First, you must identify what it is that is getting in the way of you putting your plans into action. Take a moment to think about the tasks that you are currently putting off and the tasks that you have put off in the past. Is there a pattern? Are there certain types of tasks that you put off until the last minute? Identifying the activities that you tend to place on the back burner will help you to figure out what you can do to bring them back into focus.
Second, you must recognize and free yourself from replacement activities. These are the things that you tend to do instead of working on your priority tasks. For instance, if your favorite go-to replacement activity is watching television, make sure that your work station is in a separate area so that you are not tempted to catch up on your favorite show when you should be studying.
We also often lose focus by engaging in a productive replacement activity, such as laundry or running errands, because much like course work, they do need to get done. Procrastinators are often convinced that its ok to stray from priority tasks to because they are getting something done in another area.
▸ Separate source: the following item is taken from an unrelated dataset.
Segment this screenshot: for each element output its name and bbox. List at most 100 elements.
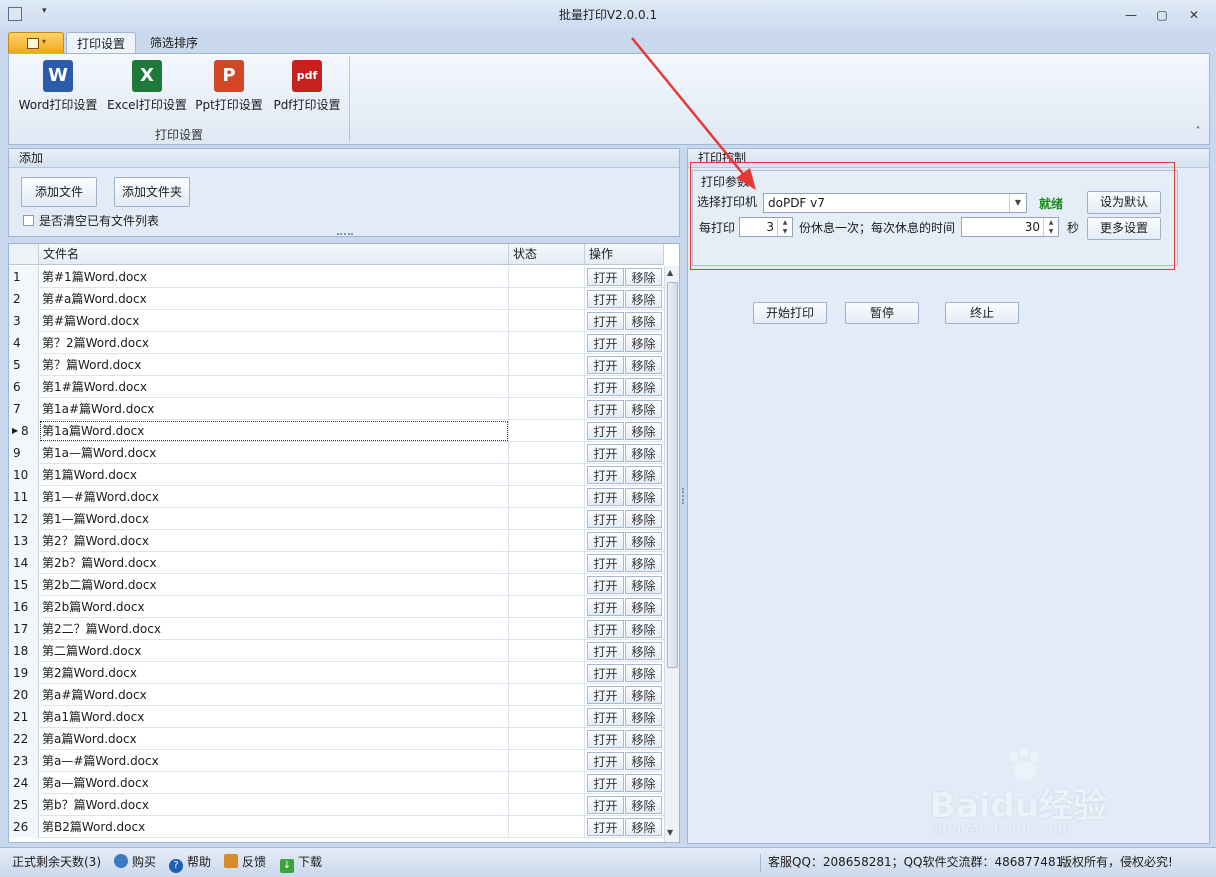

Now, take out a sheet of paper and write down clear goals and objectives. Ask yourself three things; when does this need to be done? How long will it take? Where will I get it done? Create your own plan of action and find a way to follow through with it.
Perhaps the most important tip I can give on how to overcome this behavior is to prioritize your work. Figure out what it is that you need to get done and when you need to get it done by.
For example, if you have a research paper that requires three different sources and is due in one month, you should start by breaking down the task into smaller units. You could research your first source on Monday, the second on Tuesday, the third on Wednesday, and bring all of it together by Thursday. Voila! Your research is complete and you still have three weeks to finish polishing up the paper up before you have to turn it in.
In closing, I want you to remember to always reward yourself. Stephen King said it best in his novel, The Shining, “All work and no play makes Jack a dull boy.” Each day, write down what you have accomplished so that you can clearly see that you have met your objective. Use your replacement activities as rewards for a job well done. Just remember work first, fun later.
I hope this helps you get back on track!